Nel 2009 sono stati presentati circa 420.000 Modelli Unici di Dichiarazione Ambientale: le aziende che propongono soluzioni informatizzate al comparto, ed associate ad Assosoftware, hanno contribuito con i loro sistemi di progettazione, per circa il 70% dei MUD.
Pertanto, le società di software rappresentate da Assosoftware in questo frangente, coprono sensibilmente, responsabilmente e con competenza l'area di produzione di tutti i dati necessari a descrivere la gestione dei rifiuti nel nostro paese, secondo gli obblighi in essere.
In seguito all'introduzione di SISTRI le aziende del settore hanno denunciato un drastico calo di mercato genericamente addebitato agli annunci, corrispondenti al vero o meno, dell'inutilità dei loro software evidenziando la temuta ingerenza del SISTRI rispetto ai sistemi gestionali esistenti.
L'intervento di Mariotti ha voluto dunque ribadire come l'azione congiunta delle aziende associate ad Assosoftware abbia portato all'ufficializzazione delle linee comportamentali richieste al Ministero dell'Ambiente: quest'ultimo ha riconosciuto, in tale ambito, che il SISTRI non è un sistema gestionale e pertanto non si potrà sostituire nei processi di gestione dei rifiuti sostenuti dalle singole aziende attraverso i software per gli adempimenti relativi ai rifiuti.

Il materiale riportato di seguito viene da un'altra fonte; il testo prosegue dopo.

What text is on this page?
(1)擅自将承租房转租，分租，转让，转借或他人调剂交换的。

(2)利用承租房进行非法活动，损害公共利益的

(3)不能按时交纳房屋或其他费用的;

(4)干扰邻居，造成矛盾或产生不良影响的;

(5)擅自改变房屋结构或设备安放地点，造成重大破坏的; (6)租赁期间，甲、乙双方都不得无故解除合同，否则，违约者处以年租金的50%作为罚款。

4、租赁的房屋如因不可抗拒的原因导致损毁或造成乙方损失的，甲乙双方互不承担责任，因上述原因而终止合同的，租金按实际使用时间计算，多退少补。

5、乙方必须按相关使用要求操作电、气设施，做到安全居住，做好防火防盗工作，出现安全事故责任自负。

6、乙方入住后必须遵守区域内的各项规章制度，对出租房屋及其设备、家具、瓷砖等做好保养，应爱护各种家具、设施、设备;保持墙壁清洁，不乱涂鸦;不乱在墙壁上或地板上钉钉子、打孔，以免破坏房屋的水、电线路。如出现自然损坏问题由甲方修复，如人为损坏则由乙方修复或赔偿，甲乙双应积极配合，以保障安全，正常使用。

Nella fattispecie, è già stato chiesto allo stesso Ministero un tavolo di confronto tecnico che garantisca l'interoperabilità fra i software utilizzati da tutta la filiera dei rifiuti e SISTRI: per interoperabilità si intende l'integrazione con la predisposizione di norme tecniche, tracciati record e quanto altro serve per queste finalità.
Nel corso dell'audizione, è stato ribadito chiaramente il ruolo chiave delle software house del settore rifiuti e sono state sottolineate le opportunità che si aprono per le software house di questo comparto.
Obiettivo dell'intervento di Mariotti, è stato infatti proprio quello di richiamare l'attenzione del Governo sulla centralità del ruolo delle software house e dei loro distributori, dislocati su tutto il territorio, nella corretta diffusione di SISTRI e del suo corretto utilizzo.
Sicuramente assistenza, integrazione e installazione non possono essere garantiti semplicemente con l'attivazione di un call center, come nelle intenzioni del Ministero dell'Ambiente. A tal proposito, è stata chiesta la sottoscrizione di un accordo quadro per garantire ai soggetti obbligati all'iscrizione a SISTRI l'assistenza qualificata delle software house rappresentate da Assosoftware.